Paris dit adieu à Régine, sa «reine de la nuit»: «J’ai vécu mille vies avec vous. Je n’emporte que le meilleur», avait-elle écrit avant de mourir

Obsèques de la chanteuse et comédienne Régine

L’accès à la salle de la Coupole du crématorium du Père-Lachaise était réservé à la famille et aux invités dont aussi la ministre de la Culture Roselyne Bachelot, Marc Lavoine, Carole Bouquet, Anthony Delon, Rachida Dati, la maire de Paris Anne Hidalgo, la cinéaste Yamina Benguigui, Carla Bruni ou encore les animateurs Cyril Hanouna et Bernard Montiel.

Selon la tradition réservée aux gens du spectacle, des applaudissements ont accueilli l’entrée du cercueil recouvert de fleurs blanches, avant que Catherine Ringer chante « Les Petits papiers », l’un des grands succès de Régine écrit par Serge Gainsbourg, repris en choeur par l’assemblée.

Sur un chevalet, une grande photo résumant la vie tourbillonnante de la chanteuse décédée le 1er mai à l’âge de 92 ans : au lendemain d’une folle soirée, Régine pose en robe de cocktail, les pieds dans des seaux à Champagne.

Dans le livret d’obsèques, un message de Régine : « Avant que le rideau ne tombe sur toutes ces belles années partagées avec vous, ma famille et mes proches vont vous dire quelques mots de moi… Nous allons chanter ensemble quelques-unes de mes chansons.
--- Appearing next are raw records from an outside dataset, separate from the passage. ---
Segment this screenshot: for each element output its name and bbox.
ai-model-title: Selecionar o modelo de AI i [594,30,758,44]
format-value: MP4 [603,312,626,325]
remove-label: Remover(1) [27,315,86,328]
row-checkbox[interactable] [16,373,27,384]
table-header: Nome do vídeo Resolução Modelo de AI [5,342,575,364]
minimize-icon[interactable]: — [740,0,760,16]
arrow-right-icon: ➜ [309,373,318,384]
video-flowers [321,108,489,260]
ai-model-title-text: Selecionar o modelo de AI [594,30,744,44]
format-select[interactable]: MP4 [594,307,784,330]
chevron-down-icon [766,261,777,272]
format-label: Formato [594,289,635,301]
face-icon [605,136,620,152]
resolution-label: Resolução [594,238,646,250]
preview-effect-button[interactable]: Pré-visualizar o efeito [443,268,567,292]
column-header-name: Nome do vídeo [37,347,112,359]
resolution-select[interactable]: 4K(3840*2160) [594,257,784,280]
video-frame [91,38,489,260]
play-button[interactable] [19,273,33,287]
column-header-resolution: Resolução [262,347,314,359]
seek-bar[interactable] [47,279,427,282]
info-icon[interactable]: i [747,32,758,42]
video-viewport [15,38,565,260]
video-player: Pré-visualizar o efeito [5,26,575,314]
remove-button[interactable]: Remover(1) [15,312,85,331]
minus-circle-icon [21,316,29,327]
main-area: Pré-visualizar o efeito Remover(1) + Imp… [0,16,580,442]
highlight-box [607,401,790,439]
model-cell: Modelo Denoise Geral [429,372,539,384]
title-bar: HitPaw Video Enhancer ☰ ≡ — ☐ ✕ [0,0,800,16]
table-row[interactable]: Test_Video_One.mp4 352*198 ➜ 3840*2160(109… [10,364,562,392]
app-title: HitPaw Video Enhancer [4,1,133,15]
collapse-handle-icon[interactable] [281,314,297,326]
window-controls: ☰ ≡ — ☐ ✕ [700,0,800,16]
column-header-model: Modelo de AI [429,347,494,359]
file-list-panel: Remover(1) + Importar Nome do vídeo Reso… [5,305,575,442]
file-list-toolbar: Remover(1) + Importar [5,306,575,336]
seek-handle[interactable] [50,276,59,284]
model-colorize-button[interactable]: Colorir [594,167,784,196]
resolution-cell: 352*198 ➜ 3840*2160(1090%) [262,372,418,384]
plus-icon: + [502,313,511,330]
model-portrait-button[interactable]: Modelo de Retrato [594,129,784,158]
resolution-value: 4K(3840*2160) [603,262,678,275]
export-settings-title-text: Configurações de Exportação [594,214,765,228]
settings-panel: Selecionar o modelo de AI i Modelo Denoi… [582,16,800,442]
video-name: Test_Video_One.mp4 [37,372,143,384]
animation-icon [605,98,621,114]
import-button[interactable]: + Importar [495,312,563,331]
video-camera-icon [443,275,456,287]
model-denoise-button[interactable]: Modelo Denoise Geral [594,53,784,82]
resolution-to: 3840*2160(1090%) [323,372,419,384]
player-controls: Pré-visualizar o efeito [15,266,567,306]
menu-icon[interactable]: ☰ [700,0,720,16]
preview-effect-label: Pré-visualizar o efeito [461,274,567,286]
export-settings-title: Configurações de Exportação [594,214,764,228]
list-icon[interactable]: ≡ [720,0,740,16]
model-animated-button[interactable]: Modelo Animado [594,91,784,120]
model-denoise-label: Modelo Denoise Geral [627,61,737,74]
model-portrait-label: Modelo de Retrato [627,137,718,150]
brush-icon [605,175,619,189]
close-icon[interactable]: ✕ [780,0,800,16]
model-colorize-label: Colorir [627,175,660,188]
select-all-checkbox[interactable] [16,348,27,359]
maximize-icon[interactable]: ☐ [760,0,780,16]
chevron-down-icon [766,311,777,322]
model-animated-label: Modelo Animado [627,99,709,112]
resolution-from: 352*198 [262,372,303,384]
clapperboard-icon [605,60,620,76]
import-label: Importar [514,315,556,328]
Alors, il sera temps de décrocher les boules à facettes et de vous rappeler que j’ai vécu mille vies avec vous. Je n’emporte que le meilleur ! À tout de suite ».

« Un jour je quitterai tout »

Jane Birkin, qui avait rencontré pour la première fois Serge Gainsbourg chez Régine, a pris la parole : « Merci d’avoir ouvert tes bras à la nouvelle venue à Paris que j’étais. Merci pour cette drôlerie et cette générosité qui étaient les tiennes. Merci pour ta voix rauque, cette merveille de voix. Merci d’avoir existé, merveilleuse Régine ».

Directeur musical du groupe Radio France, Didier Varrod a de son côté rendu hommage à la chanteuse populaire et réaliste, disciple de Fréhel : « Vous m’aviez confié que vous aimiez l’idée d’appartenir à tout le monde (…) Gamine de Paris et de Belleville, vous avez apporté la lumière dans un Paris populaire. Chapeau Régine ! »

« Au soir de votre vie, seule la chanson comptait. Vous qui ne dormiez que trois heures par nuit, on vous laisse aujourd’hui dormir du sommeil de l’éternité, en vous promettant de continuer à faire vivre vos chansons enluminées par les plumes de la Grande Zoa », a-t-il dit encore.

Au cours de la cérémonie, la voix de Régine a résonné avec la diffusion de plusieurs de ses chansons, dont « Les Lumière de Belleville » et « Azoy » : « La vie, c’est comme ça/Un jour tu t’en viens, l’autre tu t’en vas ».

Après l’ultime adieu, la cérémonie s’est clôturée sur « Un jour je quitterai tout/Pour être seule avec moi-même ».

Icône des années 60 et 70, Régine, qui a enregistré 245 chansons et joué dans plusieurs films, a été propriétaire de 22 discothèques dans le monde entier, à l’enseigne de son prénom. C’est elle qui avait fait remplacer les « jukebox » (distributeur automatique de chansons enregistrées sur des disques) par des tourne-disques et des disc-jockeys.

« Grande figure de la nuit parisienne et de la chanson française, Régine était partout où brillaient les lumières, dans ses clubs, sur les scènes de l’Olympia, de Bobino, des Folies Bergère ou du Carnegie Hall, et jusque sur nos écrans », avait salué l’Élysée après sa disparition.